More specifically, when such ideas of the PSP approach to group process work are appropriately applied in practice, there are several possible benefits:

(3a) The group works vividly, pulsating, attempting to create its own rhythm and “breath”, spontaneously overpassing “blockings”.

(3b) Group empathy develops quickly and on high levels, so the more hesitant members are much supported by the wholeness of the group – “organism”.

(3c) Group members are highly motivated to explore the dynamics with which they relate between them as well as the personal issues they wish to work on.

(3d) The “un-blocking” of possibly “stuck” group processes in any phase of the group life is supported in innovative ways.

(3e) The group field grows quickly and effectively; this happens even from the very first steps of the initial openings when the participants are simply introducing themselves, even during initial “warm-ups” (experiential exercises aiming to stir the process of the group members), even in some little moments of the group sharing process.

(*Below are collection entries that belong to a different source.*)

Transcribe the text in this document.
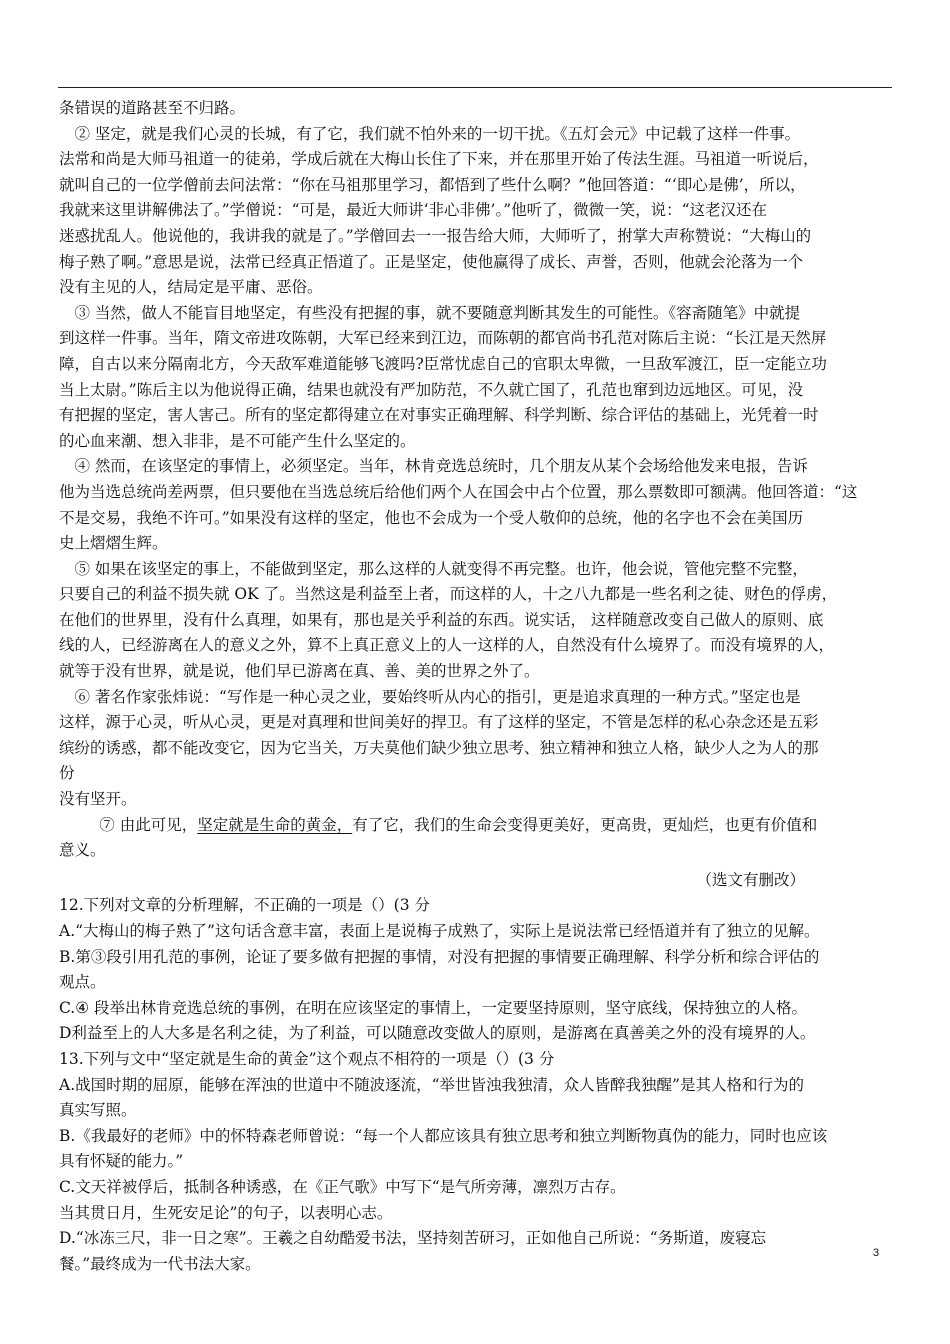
条错误的道路甚至不归路。
② 坚定，就是我们心灵的长城，有了它，我们就不怕外来的一切干扰。《五灯会元》中记载了这样一件事。
法常和尚是大师马祖道一的徒弟，学成后就在大梅山长住了下来，并在那里开始了传法生涯。马祖道一听说后，
就叫自己的一位学僧前去问法常：“你在马祖那里学习，都悟到了些什么啊？”他回答道：“‘即心是佛’，所以，
我就来这里讲解佛法了。”学僧说：“可是，最近大师讲‘非心非佛’。”他听了，微微一笑，说：“这老汉还在
迷惑扰乱人。他说他的，我讲我的就是了。”学僧回去一一报告给大师，大师听了，拊掌大声称赞说：“大梅山的
梅子熟了啊。”意思是说，法常已经真正悟道了。正是坚定，使他赢得了成长、声誉，否则，他就会沦落为一个
没有主见的人，结局定是平庸、恶俗。
③ 当然，做人不能盲目地坚定，有些没有把握的事，就不要随意判断其发生的可能性。《容斋随笔》中就提
到这样一件事。当年，隋文帝进攻陈朝，大军已经来到江边，而陈朝的都官尚书孔范对陈后主说：“长江是天然屏
障，自古以来分隔南北方，今天敌军难道能够飞渡吗?臣常忧虑自己的官职太卑微，一旦敌军渡江，臣一定能立功
当上太尉。”陈后主以为他说得正确，结果也就没有严加防范，不久就亡国了，孔范也窜到边远地区。可见，没
有把握的坚定，害人害己。所有的坚定都得建立在对事实正确理解、科学判断、综合评估的基础上，光凭着一时
的心血来潮、想入非非，是不可能产生什么坚定的。
④ 然而，在该坚定的事情上，必须坚定。当年，林肯竞选总统时，几个朋友从某个会场给他发来电报，告诉
他为当选总统尚差两票，但只要他在当选总统后给他们两个人在国会中占个位置，那么票数即可额满。他回答道：“这
不是交易，我绝不许可。”如果没有这样的坚定，他也不会成为一个受人敬仰的总统，他的名字也不会在美国历
史上熠熠生辉。
⑤ 如果在该坚定的事上，不能做到坚定，那么这样的人就变得不再完整。也许，他会说，管他完整不完整，
只要自己的利益不损失就 OK 了。当然这是利益至上者，而这样的人，十之八九都是一些名利之徒、财色的俘虏，
在他们的世界里，没有什么真理，如果有，那也是关乎利益的东西。说实话， 这样随意改变自己做人的原则、底
线的人，已经游离在人的意义之外，算不上真正意义上的人一这样的人，自然没有什么境界了。而没有境界的人，
就等于没有世界，就是说，他们早已游离在真、善、美的世界之外了。
⑥ 著名作家张炜说：“写作是一种心灵之业，要始终听从内心的指引，更是追求真理的一种方式。”坚定也是
这样，源于心灵，听从心灵，更是对真理和世间美好的捍卫。有了这样的坚定，不管是怎样的私心杂念还是五彩
缤纷的诱惑，都不能改变它，因为它当关，万夫莫他们缺少独立思考、独立精神和独立人格，缺少人之为人的那
份
没有坚开。
⑦ 由此可见，坚定就是生命的黄金，有了它，我们的生命会变得更美好，更高贵，更灿烂，也更有价值和
意义。
（选文有删改）
12.下列对文章的分析理解，不正确的一项是（）(3 分
A.“大梅山的梅子熟了”这句话含意丰富，表面上是说梅子成熟了，实际上是说法常已经悟道并有了独立的见解。
B.第③段引用孔范的事例，论证了要多做有把握的事情，对没有把握的事情要正确理解、科学分析和综合评估的
观点。
C.④ 段举出林肯竞选总统的事例，在明在应该坚定的事情上，一定要坚持原则，坚守底线，保持独立的人格。
D利益至上的人大多是名利之徒，为了利益，可以随意改变做人的原则，是游离在真善美之外的没有境界的人。
13.下列与文中“坚定就是生命的黄金”这个观点不相符的一项是（）(3 分
A.战国时期的屈原，能够在浑浊的世道中不随波逐流，“举世皆浊我独清，众人皆醉我独醒”是其人格和行为的
真实写照。
B.《我最好的老师》中的怀特森老师曾说：“每一个人都应该具有独立思考和独立判断物真伪的能力，同时也应该
具有怀疑的能力。”
C.文天祥被俘后，抵制各种诱惑，在《正气歌》中写下“是气所旁薄，凛烈万古存。
当其贯日月，生死安足论”的句子，以表明心志。
D.“冰冻三尺，非一日之寒”。王羲之自幼酷爱书法，坚持刻苦研习，正如他自己所说：“务斯道，废寝忘
餐。”最终成为一代书法大家。
3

(3f) Especially when speaking of autonomous “weekend” workshops, the limited time of the group life is used in its maximum potential – exactly because the group works both on a collective level (as an “organism”) and on an individual,  personal one, for each one of its members.

 

… (4) Development of skills to devise directly, “on the spot”, by employing creative imagination, ways to:

(4a) stir the personal process in individual work settings

(4b) stir the personal as well as the group processes in group work settings,

(4c) structure (in both individual and group settings) appropriate ideas and inspirations that can be used as “experiments” (“exercises”) supporting some at an instant emerging individual and/or group need.

… (5) Inspiring the coordinator to enrich his/her perspectives while roughly “pre-planning” how to work some theme in an oncoming event of her/his professional practice.

Most of the times workshops, seminars and various events having to do with process and awareness work aim to explore a certain theme (they have a “title”). So, the co-ordinator usually somehow “pre-plans” his/her way to approach the theme of an oncoming workshop (or other event). Being introduced in PSP is a great stirring of creative imagination and one gradually starts using it in more and more effective ways during this phase of “pre-structuring”.

We can understand better this benefit if we simply think that any group becomes immediately very much differently alive as soon as its members start even very slightly working bodily and interactively. So, the conductor may possibly enrich her/his ways to pre-structure her/his oncoming workshop or event by discovering new possibilities and pathways.

However, it is noted that this proposal complements and does not substitute the basic perspective and methodology with which any coordinator usually works; moreover, it does not underestimate the use of verbal communication during any activity and sharing of the group members.